In their first effort, they looked at four works of art that were being auctioned at Christie’s in 2018 — an O’Keeffe, an Edward Hopper, an Arthur Dove, and a John Marin — comparing Artnome’s estimates against the auction house’s expert human appraisers.
Waters, who developed the machine learning model, was quick to point out that this is a vanishingly small sample of works. Nevertheless, Bailey said Artnome’s mean error rate outperformed Christie’s appraisers, in part because the Marin canvas sold well above the auction house’s appraisal.
“Can we make this into a startup, and bring technology into the art market to legitimately change the art market?” asked Waters. “That was a first application of my model on a very small training set, but it offered some really surprising and encouraging results.”

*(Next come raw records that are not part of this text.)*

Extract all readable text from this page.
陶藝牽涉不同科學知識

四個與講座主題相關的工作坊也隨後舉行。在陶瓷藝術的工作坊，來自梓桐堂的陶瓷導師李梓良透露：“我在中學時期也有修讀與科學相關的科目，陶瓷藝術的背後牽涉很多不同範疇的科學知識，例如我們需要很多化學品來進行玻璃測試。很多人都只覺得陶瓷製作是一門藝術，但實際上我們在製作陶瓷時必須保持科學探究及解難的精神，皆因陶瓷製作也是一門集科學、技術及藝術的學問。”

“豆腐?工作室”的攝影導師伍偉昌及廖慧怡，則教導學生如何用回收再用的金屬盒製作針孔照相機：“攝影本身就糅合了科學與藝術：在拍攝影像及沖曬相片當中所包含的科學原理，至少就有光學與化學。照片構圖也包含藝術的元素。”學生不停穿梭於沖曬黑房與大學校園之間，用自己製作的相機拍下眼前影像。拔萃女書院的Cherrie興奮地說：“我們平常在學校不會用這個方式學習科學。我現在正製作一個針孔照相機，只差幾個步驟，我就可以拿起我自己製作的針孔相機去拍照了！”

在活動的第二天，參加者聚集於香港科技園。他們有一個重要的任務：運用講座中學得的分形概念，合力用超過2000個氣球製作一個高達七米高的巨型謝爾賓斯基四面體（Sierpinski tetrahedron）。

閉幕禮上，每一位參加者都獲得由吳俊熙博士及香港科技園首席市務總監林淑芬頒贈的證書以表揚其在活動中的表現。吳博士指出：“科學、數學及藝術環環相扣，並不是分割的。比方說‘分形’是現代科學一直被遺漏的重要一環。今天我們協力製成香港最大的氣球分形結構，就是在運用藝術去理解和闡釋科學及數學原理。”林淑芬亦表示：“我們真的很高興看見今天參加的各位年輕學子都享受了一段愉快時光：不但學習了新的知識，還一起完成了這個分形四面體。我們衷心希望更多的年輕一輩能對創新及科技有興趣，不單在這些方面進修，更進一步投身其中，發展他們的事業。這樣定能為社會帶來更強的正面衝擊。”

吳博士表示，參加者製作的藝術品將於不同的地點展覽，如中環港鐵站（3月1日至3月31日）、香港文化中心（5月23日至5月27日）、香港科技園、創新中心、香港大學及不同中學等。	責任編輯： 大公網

In the years since, Bailey has presented his work at Christie’s. He’s traveled as far afield as Bahrain and China to present on Artnome, where lately he’s been writing on issues such as artificial intelligence and the role of blockchain in the art market. He said that although he’s been approached by a number of angel investors, so far nothing’s panned out.
Perhaps that’s one of the reasons Bailey remains modest about the effort, saying the predictive database will be more of a tool for human appraisers than a replacement, enabling them to work at greater scale.
“I don’t see a clear path to getting more accurate than human appraisers in the near future,” he said, adding that auction house appraisers have access to client lists — a critical data point in any sale. “An analysis of the buyers is arguably more important than any data you could derive about the artists.”